Al Davis—you have your chance now! Go get your prodigal sons back!
They will steer your misguide ship back home. Your chance to plunder the AFC is in your grasp.
Jon Gruden and Bruce Allen are only a phone call away. Bring them on board! They will cost less then Javon Walker’s champagne and in return, they will give you the gold you so desperately want!
Some Raiders fanatics are griping about the possibilities of “Chucky the Pirate” returning to the Bay. Instead, they are willing to roam lost under the command of Super Mario Cable!
With Cable here, fans can only expect another year of mutiny—a new coach, and a losing season.
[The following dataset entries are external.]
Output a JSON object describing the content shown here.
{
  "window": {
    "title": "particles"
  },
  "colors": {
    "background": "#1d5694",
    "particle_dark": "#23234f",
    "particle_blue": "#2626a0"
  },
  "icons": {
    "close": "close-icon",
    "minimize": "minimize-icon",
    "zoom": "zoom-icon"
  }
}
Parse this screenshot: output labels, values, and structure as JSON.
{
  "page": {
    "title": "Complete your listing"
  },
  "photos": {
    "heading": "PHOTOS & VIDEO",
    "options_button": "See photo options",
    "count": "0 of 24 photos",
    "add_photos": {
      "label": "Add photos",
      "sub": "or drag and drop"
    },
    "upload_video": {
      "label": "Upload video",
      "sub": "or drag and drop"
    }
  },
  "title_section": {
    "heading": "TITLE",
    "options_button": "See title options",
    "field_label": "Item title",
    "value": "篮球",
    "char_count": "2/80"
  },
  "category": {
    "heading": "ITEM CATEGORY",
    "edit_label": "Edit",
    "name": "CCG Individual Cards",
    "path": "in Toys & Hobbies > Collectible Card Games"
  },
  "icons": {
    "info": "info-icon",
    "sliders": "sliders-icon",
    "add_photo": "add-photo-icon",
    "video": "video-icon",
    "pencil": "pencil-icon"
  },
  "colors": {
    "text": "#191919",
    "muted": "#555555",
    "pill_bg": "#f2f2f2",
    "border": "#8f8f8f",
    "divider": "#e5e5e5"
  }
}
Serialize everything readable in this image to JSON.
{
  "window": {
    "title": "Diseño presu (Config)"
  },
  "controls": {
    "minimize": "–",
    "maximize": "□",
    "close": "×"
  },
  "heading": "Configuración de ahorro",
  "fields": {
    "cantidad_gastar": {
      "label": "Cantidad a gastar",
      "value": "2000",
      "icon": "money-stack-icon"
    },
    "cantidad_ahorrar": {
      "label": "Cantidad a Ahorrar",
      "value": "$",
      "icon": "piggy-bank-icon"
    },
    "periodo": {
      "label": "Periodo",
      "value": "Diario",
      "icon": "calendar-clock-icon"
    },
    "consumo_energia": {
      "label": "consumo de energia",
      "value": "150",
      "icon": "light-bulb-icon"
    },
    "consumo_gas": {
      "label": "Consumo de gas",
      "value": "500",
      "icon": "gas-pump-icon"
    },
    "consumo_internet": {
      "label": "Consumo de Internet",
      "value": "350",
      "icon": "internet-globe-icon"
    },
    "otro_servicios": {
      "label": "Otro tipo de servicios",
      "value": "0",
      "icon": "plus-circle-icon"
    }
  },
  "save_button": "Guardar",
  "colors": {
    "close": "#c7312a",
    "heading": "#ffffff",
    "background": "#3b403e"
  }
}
Davis does not need a “yes man” Tomas Cable Hernando de Soto. Fans are growing tired of a captain aimlessly wandering around looking for fool’s gold since Davis parted ways with his most fearsome pirate.
It is time to bring back the golden boys; the fearsome duo. Allen will slash your cap with his mighty sword and bring in gladiators willing to plunder the NFL. The Raiders have fine shipmates on board but need Captain Gruden’s guidance to knock the opposing forces senseless.
Cannon Russell will fire the guns, Nnamdi Asomugha will intercept the enemy’s fire, and McFadden the warhorse will drive the stake down the throats of opponents. What more could Commander Davis and his beloved followers want? I say bring Chucky and Guru Allen on board! There is nothing like the sound of winning in November from the family in the Black Hole!
Geeeeerrrrrrrrrrr, Al Davis, ye wanting to fill that stadium with loot, go get ye a pirate that knows yer ways! Get Captain Chucky to steer ye ship back to excellence! Fire on the right deck—the Chiefs, Chargers, and the Broncos are in me sights!